War on corruption, creation of one million jobs, industrialisation, money for social welfare programmes, agriculture subsidies, universal health cover, money for small business, youth and women groups, are among campaign issues that feature every election cycle.
The campaign promises are full of the same old issues that past regimes have failed to address.
From coffee, tea and miraa in the Mt Kenya region to maize, banditry and cattle rustling in the North Rift, the Mau Forest and tea in the South Rift, sugar in Nyanza and Western, water scarcity in Eastern, and land issues at the Coast, politicians have had a field day stirring up emotions with promises of solving these age-old problems.
Though voters know that these are intractable issues, politicians still promise to solve them so as to get their vote, said Prof Amukowa Anangwe, a former Cabinet minister now with the Regional Centre for Strategic and Policy Studies.
“Politics is a seduction process and just like [former President Daniel arap] Moi once said, ‘when you are interested in a lady, you can promise her all sorts of things, but the moment she accepts you, things do not work as you had promised’”.

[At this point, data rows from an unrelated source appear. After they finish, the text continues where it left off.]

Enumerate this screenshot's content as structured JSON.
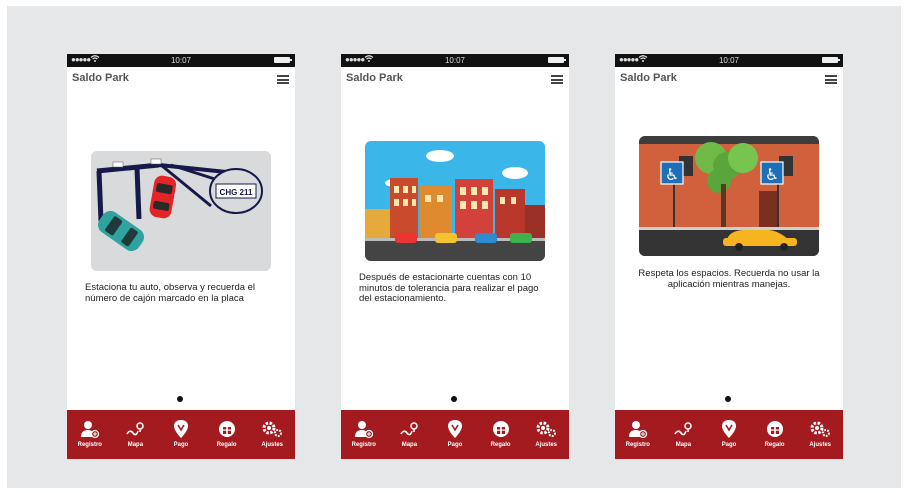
{
  "screens": [
    {
      "app_title": "Saldo Park",
      "status": {
        "time": "10:07"
      },
      "caption": "Estaciona tu auto, observa y recuerda el número de cajón marcado en la placa",
      "plate_text": "CHG 211"
    },
    {
      "app_title": "Saldo Park",
      "status": {
        "time": "10:07"
      },
      "caption": "Después de estacionarte cuentas con 10 minutos de tolerancia para realizar el pago del estacionamiento."
    },
    {
      "app_title": "Saldo Park",
      "status": {
        "time": "10:07"
      },
      "caption": "Respeta los espacios. Recuerda no usar la aplicación mientras manejas."
    }
  ],
  "tabbar": {
    "items": [
      {
        "label": "Registro",
        "icon": "user-add-icon"
      },
      {
        "label": "Mapa",
        "icon": "map-icon"
      },
      {
        "label": "Pago",
        "icon": "location-pin-icon"
      },
      {
        "label": "Regalo",
        "icon": "gift-icon"
      },
      {
        "label": "Ajustes",
        "icon": "gears-icon"
      }
    ]
  },
  "colors": {
    "brand_red": "#a31b1f",
    "background": "#e6e7e8",
    "status_bar": "#111111"
  }
}
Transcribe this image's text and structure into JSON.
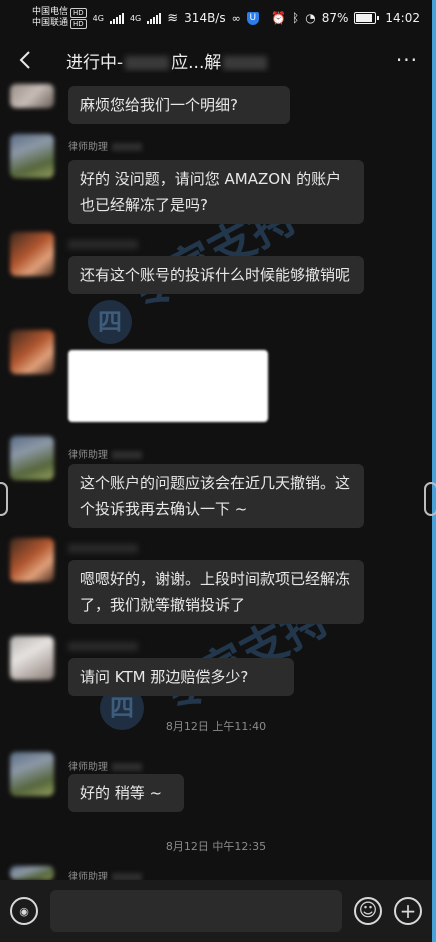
{
  "status_bar": {
    "carrier_1": "中国电信",
    "carrier_2": "中国联通",
    "hd": "HD",
    "network_1": "4G",
    "network_2": "4G",
    "net_speed": "314B/s",
    "battery_percent": "87%",
    "battery_level": 0.87,
    "time": "14:02"
  },
  "header": {
    "title_start": "进行中-",
    "title_mid": "应...解",
    "back_icon": "chevron-left-icon",
    "more_icon": "more-dots-icon",
    "more_glyph": "···"
  },
  "messages": [
    {
      "text": "麻烦您给我们一个明细?"
    },
    {
      "sender": "律师助理",
      "text": "好的 没问题，请问您 AMAZON 的账户也已经解冻了是吗?"
    },
    {
      "text": "还有这个账号的投诉什么时候能够撤销呢"
    },
    {
      "sender": "律师助理",
      "text": "这个账户的问题应该会在近几天撤销。这个投诉我再去确认一下 ~"
    },
    {
      "text": "嗯嗯好的，谢谢。上段时间款项已经解冻了，我们就等撤销投诉了"
    },
    {
      "text": "请问 KTM 那边赔偿多少?"
    },
    {
      "sender": "律师助理",
      "text": "好的 稍等 ~"
    },
    {
      "sender": "律师助理"
    }
  ],
  "timestamps": [
    "8月12日 上午11:40",
    "8月12日 中午12:35"
  ],
  "watermark": {
    "text": "专家支持",
    "logo_glyph": "四"
  },
  "input_bar": {
    "voice_icon": "voice-icon",
    "voice_glyph": "◉",
    "emoji_icon": "emoji-icon",
    "emoji_glyph": "☺",
    "plus_icon": "plus-icon",
    "plus_glyph": "+",
    "placeholder": ""
  }
}
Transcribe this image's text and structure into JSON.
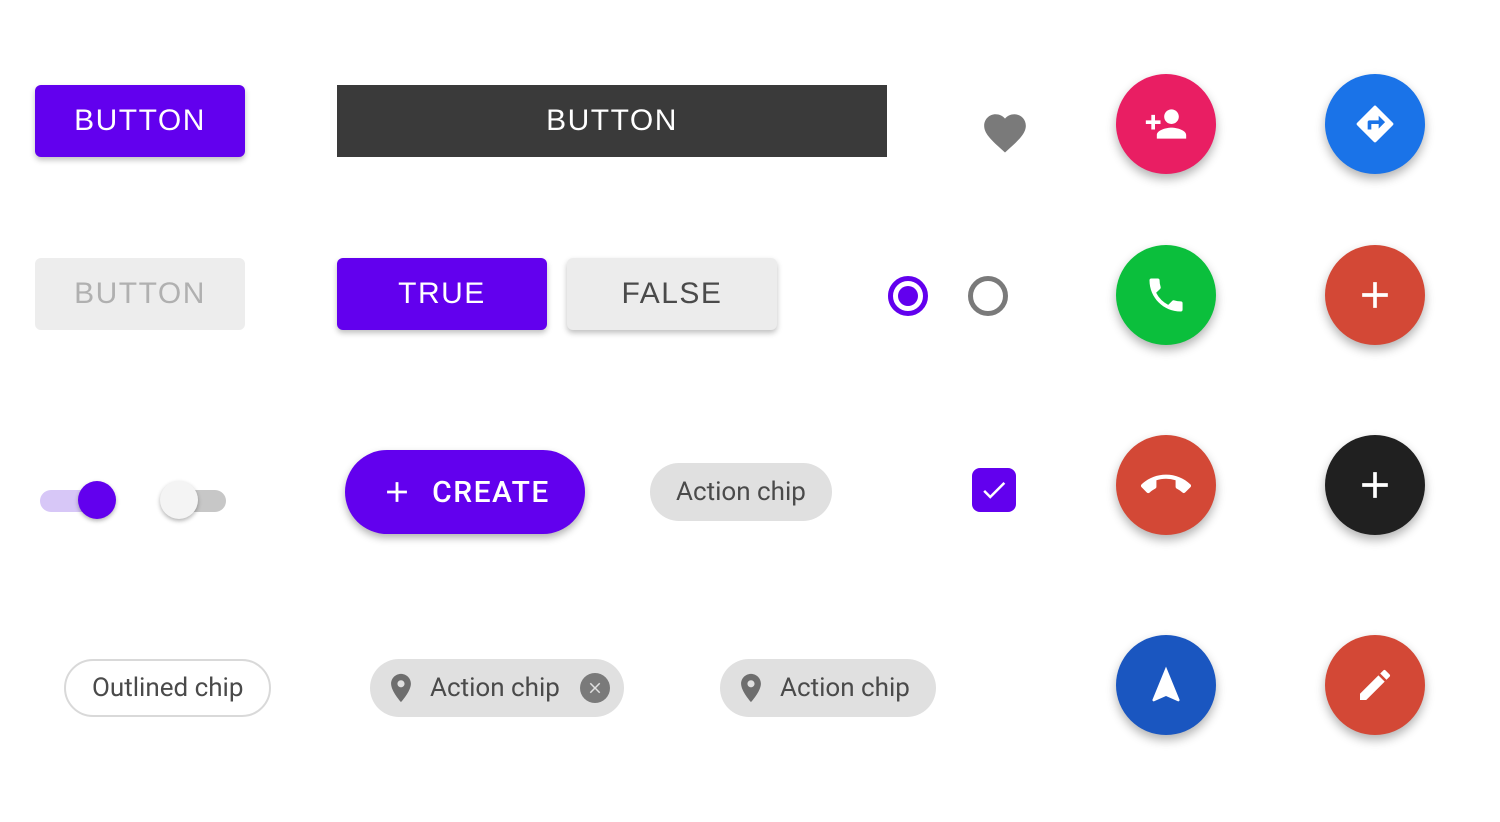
{
  "colors": {
    "primary": "#6200ee",
    "dark": "#3a3a3a",
    "disabledBg": "#ededed",
    "disabledFg": "#b0b0b0",
    "chip": "#e0e0e0",
    "pink": "#e91e63",
    "blue": "#1a73e8",
    "green": "#0bbf3c",
    "red": "#d34836",
    "black": "#202020",
    "navy": "#1a56c0",
    "grey": "#7a7a7a"
  },
  "row1": {
    "button_contained": "BUTTON",
    "button_dark": "BUTTON"
  },
  "row2": {
    "button_disabled": "BUTTON",
    "segment_true": "TRUE",
    "segment_false": "FALSE"
  },
  "row3": {
    "create_label": "CREATE",
    "action_chip": "Action chip",
    "switch_on": true,
    "switch_off": false,
    "checkbox_checked": true
  },
  "row4": {
    "outlined_chip": "Outlined chip",
    "action_chip_close": "Action chip",
    "action_chip_plain": "Action chip"
  },
  "fabs": {
    "f1_icon": "person-add-icon",
    "f2_icon": "directions-icon",
    "f3_icon": "phone-icon",
    "f4_icon": "plus-icon",
    "f5_icon": "call-end-icon",
    "f6_icon": "plus-icon",
    "f7_icon": "navigation-icon",
    "f8_icon": "edit-icon"
  },
  "radios": {
    "checked": true,
    "unchecked": false
  }
}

At the heart of it, he argues, is hope. “Campaigning is about giving people hope and making desirable pledges according to the expectation of the electorate, whether feasible or not,” he said.
“This happens even in the West. Look at what former US President Donald Trump did. When it comes to delivery, many challenges arise. The person who was promising does not understand the nitty-gritty of the problem and the mechanism of achieving desirable change, it is the bureaucrats who do,” Prof Anangwe said.
Pledges made then forgotten
He added: “An average voter does not remember what was promised in the past election. Once pledges have been made, they are forgotten.”
For instance, with the Mt Kenya region lacking a clear heir to take over from President Uhuru Kenyatta as he serves out his second and final term, both Deputy President Ruto and former Prime Minister Odinga have promised to address the plight of the region’s farmers.
They say they will prioritise value addition to improve earnings from harvests and protect businesses with lower taxes and cheaper loans.
The contenders have also promised guaranteed minimum returns to regions like the Rift Valley and Central, where agriculture remains the main economic lifeline.
On his visits to the breadbasket counties of the Rift Valley, Mr Odinga said cereal farmers are suffering because cartels have infiltrated the maize business and the local market has been flooded with imports. He promised that his administration will kick out the cartels.
Subsidise farm inputs
The former premier is also promising that his administration will subsidise farm inputs.
But these campaign promises are hardly likely to lead to votes, argues Prof Macharia Munene of United States International University (USIU). “Campaign promises are slogans with few vote magnetisms. It is a point of personalities, not issues,” he told the Nation.
Politicians are only interested in winning votes and are not held accountable for failing to achieve what they promise, says Prof University of Nairobi’s Karuti Kanyinga. “Politicians will always speak what they think will earn them more votes because we have lost values as a society. We say what we don’t mean and mean what we don’t say,” said Prof Kanyinga of the university’s Institute for Development Studies (IDS).
In Western Kenya, DP Ruto and Mr Odinga have made similar promises, including for the revival of collapsed sugar factories.
It is the same situation in Nyanza, where the focus is the sugar industry, the Lake Victoria economy, reinvigorating cotton growing and high-value crops, among others.
The two leaders have also promised to tackle the issues of land title deeds in areas like Coast, Maa counties, Trans Nzoia and West Pokot, as well as marginalisation, environmental degradation, poverty and historical injustices.